Jasmine is Attorney under a Lasting Power of Attorney (LPA) for both Property & Finance and Health & Welfare for her mother, Margaret. Margaret has complex health needs and requires 24-hour care and supervision, but has continued to enjoy a good level of independence by remaining in her own home. She stayed in a respite care home on two occasions, but found this very distressing. The family agreed that Margaret needed to be cared for at home.
Jasmine employed a qualified and skilled live in carer and Margaret self-funded the live-in care costs for many months. When Margaret’s savings dropped to the local authority savings threshold of £23,250, Jasmine asked Social Services to help pay Margaret’s live-in care fees under the means tested social care funding rules.
When Social Services assessed Margaret’s care and support needs, they agreed that she required 24-hour care. They “capped” Margaret’s personal budget to the rate that they would pay for a care home. This was £300 per week less than the actual cost of paying for care at home. Social Services said that Margaret’s would either have to move to a care home or the family would have to pay a “third-party top-up” of over £300 per week to allow Margaret to stay at home.
The family could not afford the top up in the long term but did not want Margaret to be moved to a care home. Jasmine contacted Martin Searle Solicitors for help.
Andy wrote to Social Services setting out that Margaret had a need to remain at home and this was not merely a preference. Andy asked them for copies of their mental capacity assessment and care and support assessments so that he could analyse the basis of their funding decision. Everyone agreed that Margaret did not have mental capacity to decide where she should live and be cared for.
Jasmine and her co-Attorney were the decision-makers under Margaret’s LPA for Health and Welfare.

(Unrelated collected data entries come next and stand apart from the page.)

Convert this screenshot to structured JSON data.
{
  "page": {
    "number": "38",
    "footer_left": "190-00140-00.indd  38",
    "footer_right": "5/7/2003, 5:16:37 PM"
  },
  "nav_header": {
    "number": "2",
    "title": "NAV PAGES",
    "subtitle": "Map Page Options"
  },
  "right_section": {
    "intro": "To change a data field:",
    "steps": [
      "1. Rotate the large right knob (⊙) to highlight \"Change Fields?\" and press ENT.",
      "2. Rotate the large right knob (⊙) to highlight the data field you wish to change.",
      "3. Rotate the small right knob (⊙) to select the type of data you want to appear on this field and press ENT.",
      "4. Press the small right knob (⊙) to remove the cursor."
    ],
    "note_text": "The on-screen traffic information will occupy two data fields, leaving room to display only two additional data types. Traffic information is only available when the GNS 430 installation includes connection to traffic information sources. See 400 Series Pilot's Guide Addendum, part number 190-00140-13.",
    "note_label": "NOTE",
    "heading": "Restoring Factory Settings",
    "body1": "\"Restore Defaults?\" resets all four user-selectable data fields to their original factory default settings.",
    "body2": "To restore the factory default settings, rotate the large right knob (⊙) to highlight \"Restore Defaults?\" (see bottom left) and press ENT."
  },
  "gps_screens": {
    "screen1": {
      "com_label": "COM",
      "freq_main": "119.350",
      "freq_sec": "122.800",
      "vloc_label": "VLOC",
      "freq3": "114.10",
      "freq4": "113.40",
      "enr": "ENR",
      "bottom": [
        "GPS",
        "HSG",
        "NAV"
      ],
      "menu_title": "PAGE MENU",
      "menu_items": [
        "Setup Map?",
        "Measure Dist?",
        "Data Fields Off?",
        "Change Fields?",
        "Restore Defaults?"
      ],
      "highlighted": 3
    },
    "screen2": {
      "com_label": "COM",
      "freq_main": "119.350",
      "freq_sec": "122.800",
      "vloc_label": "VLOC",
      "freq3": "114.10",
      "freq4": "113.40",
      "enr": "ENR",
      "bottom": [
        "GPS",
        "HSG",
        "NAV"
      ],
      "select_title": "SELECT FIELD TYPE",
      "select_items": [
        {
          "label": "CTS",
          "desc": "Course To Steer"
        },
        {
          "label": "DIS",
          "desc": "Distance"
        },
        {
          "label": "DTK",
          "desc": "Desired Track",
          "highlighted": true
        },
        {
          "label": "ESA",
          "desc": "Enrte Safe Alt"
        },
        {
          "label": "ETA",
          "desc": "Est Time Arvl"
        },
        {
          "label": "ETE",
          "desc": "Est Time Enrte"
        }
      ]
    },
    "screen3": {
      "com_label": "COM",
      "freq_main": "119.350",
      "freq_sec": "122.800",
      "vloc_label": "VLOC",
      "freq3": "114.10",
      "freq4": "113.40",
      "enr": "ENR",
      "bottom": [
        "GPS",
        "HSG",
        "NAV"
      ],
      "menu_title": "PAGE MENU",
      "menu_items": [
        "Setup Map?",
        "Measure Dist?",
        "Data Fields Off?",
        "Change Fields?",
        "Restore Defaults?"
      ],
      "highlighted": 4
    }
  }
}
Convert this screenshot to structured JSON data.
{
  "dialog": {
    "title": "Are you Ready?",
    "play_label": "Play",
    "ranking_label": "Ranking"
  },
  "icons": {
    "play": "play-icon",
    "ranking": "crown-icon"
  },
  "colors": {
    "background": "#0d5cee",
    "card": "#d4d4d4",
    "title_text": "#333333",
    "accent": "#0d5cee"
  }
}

Social Services continued to argue that their capped offer of funding was lawful. Andy disputed this, reminding them that the Care and Support Statutory Guidance makes it clear that it is unlawful for local authorities to impose arbitrary cost ceilings for care at home packages. Andy explained that this meant Social Services had a duty to cover the full cost of Margaret’s care at home, subject to her income contribution, and that charging a top up would be unlawful.
Andy also referred to a previously decided Local Government and Social Care Ombudsman decision and to medical evidence to support his argument.
The Best Interests meeting set out the available options for Margaret’s future care. These included going into permanent residential care or remaining at home with a live-in carer. The Best Interests report stated that 24-hour care at home was that it would be ‘expensive’.
Andy challenged their refusal on financial grounds and Social Services conceded on Andy’s arguments and agreed to fund the 24-hour home care package in full.
Social Services also agreed to backdate the increased funding offer to the date that they had assessed Margaret’s needs.
As a result of Andy successfully challenging the inadequate and unlawful funding offer put forward by Social Services, Margaret is able to continue to live at home, with her familiar carer. Social Services also apologised and accepted that the Best Interest decision making process should not be conflated with financial considerations.
The family are delighted that Margaret has not had to move to a care home and they can now focus on supporting their mother rather than being stuck in a dispute with Social Services.